US Secretary of State Antony Blinken, in comments after talks with his Indian counterpart Subrahmanyam Jaishankar, said he was able to compare notes with a close partner “as we head to these very important ASEAN meetings “.
“We have a shared vision together for a free and open Indo-Pacific,” said Blinken, who is not expected to hold a meeting with Chinese Foreign Minister Wang Yi in Cambodia.
Blink, who is among the 27 foreign ministers who will join ASEAN The security meeting of the Regional Forum on Friday said his meeting with Jaishankar had covered “the situation in Sri Lanka, Burma and a number of other hot spots”.
the ASEAN talks were expected to focus on the bloc’s failed diplomatic drive to resolve the crisis in Myanmar, also known as Burma, which has been in turmoil since the military took power in a coup last year.
Cambodian Prime Minister Hun Sen said Wednesday ASEAN he would be forced to reconsider an agreed peace plan with Myanmar if its military rulers execute more prisoners.
ASEAN he pushed the Burmese junta to follow a peace “consensus” agreed last year and condemned his recent execution of four activists linked to a movement against military rule, the first executions in decades.
The junta of Myanmar last week defended the executions as “justice for the people”, sweeping away a deluge of international condemnation.

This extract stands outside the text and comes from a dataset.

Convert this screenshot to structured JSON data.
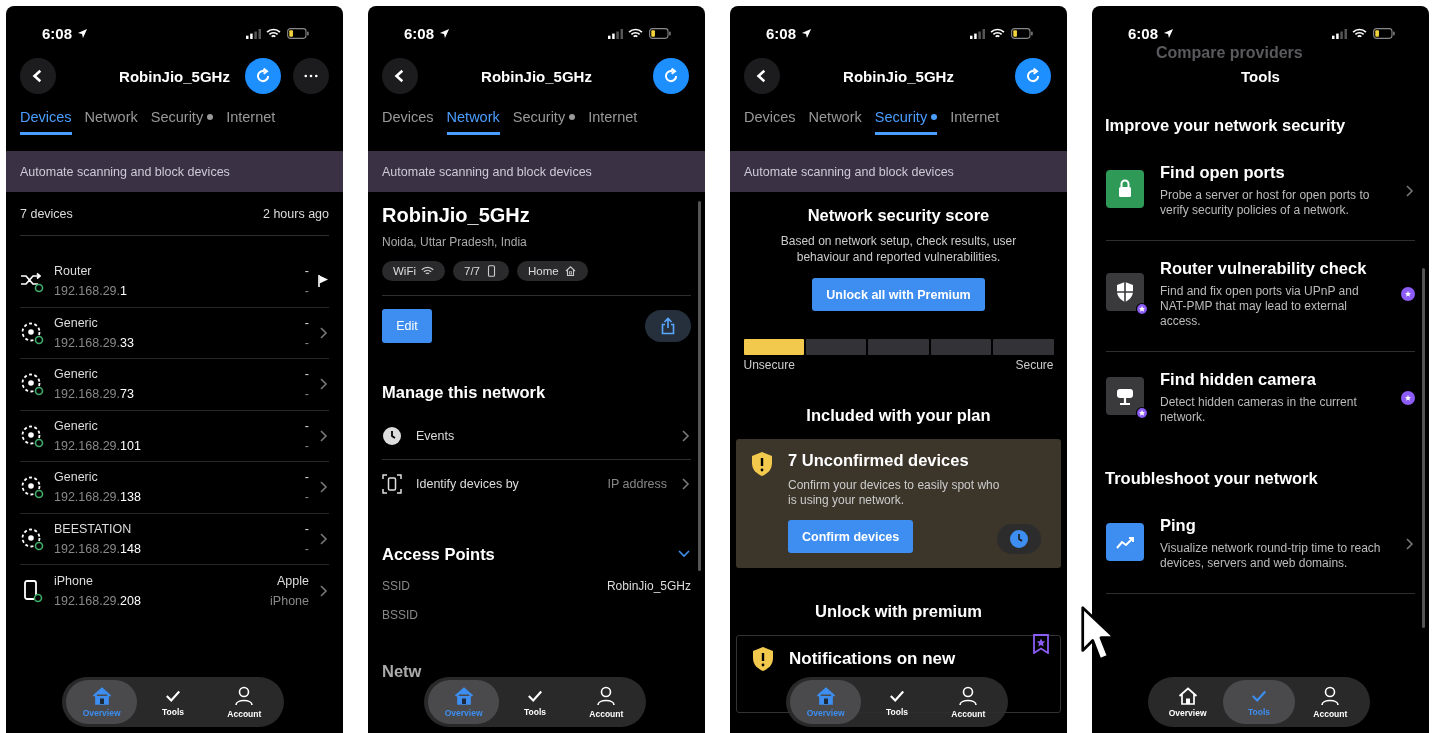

Myanmar is not represented this week ASEAN meetings after his military turned down a proposal to send a non-junta representative. ASEAN he excluded the generals until progress in the peace plan is demonstrated.
Some members of ASEAN they have been increasingly strident in their criticisms of Myanmar.
Singapore’s Foreign Ministry said Wednesday that Myanmar had “disrespected” the peace effort, adding that “without any progress on this front, further engagement with Myanmar’s military authorities would be of limited value.”
However, some analysts and diplomats are wondering what other measures ASEANwho has a tradition of mutual non-interference in internal affairs, will be ready to take on fellow Myanmar.